Additionally, the human rights organisation drew attention to Israeli statements that persistently express a desire to carry out genocide. Israeli Prime Minister Benjamin Netanyahu said yesterday, on Saturday 27 January, that "the International Court of Justice's decision did not grant the order for Israel to declare an immediate ceasefire" and that "Israel will act according to what is required for our security."

Israeli Finance Minister Bezalel Smotrich, continued the rights group, has even said that, "A military government will be formed in Gaza and will be responsible for civilian issues."

The International Community must act swiftly to impose a binding executive decision on the International Court of Justice's ruling, establish an immediate ceasefire, guarantee the safety of civilians and their return to their homes, and step up efforts by international organisations to monitor, record, and document Israel's breathtaking violations of the Court's ruling. These violations must be reported and widely disseminated in order for the Republic of South Africa and other countries involved in the lawsuit to submit a comprehensive report backed by evidence regarding the grave and pervasive violations happening to Palestinian civilians.

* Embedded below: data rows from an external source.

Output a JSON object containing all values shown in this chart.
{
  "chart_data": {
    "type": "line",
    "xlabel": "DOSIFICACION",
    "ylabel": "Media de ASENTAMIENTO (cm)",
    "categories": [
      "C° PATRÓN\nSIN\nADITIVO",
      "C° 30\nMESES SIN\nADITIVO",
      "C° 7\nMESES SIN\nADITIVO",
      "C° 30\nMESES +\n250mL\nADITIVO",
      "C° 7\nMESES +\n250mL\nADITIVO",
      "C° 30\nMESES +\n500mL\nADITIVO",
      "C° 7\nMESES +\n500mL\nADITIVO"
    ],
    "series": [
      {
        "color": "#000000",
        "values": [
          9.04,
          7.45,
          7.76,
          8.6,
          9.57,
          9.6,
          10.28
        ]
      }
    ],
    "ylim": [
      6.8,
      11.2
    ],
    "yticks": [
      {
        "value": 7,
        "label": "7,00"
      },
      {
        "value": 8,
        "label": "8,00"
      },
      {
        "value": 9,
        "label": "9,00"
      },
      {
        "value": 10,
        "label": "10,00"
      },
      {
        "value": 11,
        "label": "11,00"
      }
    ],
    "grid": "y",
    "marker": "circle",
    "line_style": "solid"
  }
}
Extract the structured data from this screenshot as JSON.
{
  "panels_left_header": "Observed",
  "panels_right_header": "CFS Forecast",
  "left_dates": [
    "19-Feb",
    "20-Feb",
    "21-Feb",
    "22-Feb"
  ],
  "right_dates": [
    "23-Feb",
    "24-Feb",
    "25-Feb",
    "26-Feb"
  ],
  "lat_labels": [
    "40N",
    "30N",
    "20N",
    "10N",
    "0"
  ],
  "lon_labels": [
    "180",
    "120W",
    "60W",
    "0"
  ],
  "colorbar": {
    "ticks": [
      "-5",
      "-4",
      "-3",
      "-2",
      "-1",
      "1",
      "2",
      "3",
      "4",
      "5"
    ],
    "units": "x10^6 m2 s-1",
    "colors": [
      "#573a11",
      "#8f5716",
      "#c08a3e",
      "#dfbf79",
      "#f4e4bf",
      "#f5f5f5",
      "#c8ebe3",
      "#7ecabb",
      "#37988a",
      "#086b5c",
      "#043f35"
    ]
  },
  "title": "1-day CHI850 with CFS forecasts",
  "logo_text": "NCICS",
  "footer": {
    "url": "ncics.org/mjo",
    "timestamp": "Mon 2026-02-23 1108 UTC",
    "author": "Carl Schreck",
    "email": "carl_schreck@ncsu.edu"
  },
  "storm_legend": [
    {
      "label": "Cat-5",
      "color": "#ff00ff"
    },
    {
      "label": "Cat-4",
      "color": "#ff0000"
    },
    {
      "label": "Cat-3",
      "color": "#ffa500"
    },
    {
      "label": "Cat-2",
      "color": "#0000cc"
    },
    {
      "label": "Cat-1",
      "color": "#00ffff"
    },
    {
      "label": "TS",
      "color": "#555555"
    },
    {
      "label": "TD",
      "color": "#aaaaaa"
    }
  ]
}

Euro-Med Human Rights Monitor emphasised that in light of the ICJ's just-issued ruling regarding the existence of "reasonable doubt" that Israel is in breach of its obligations as a State party to the Genocide Convention, plus the actual practices occurring on the ground, there is an urgent need for strong international pressure to be applied immediately to end the ongoing crimes against Palestinian civilians and to safeguard them from further genocidal crimes.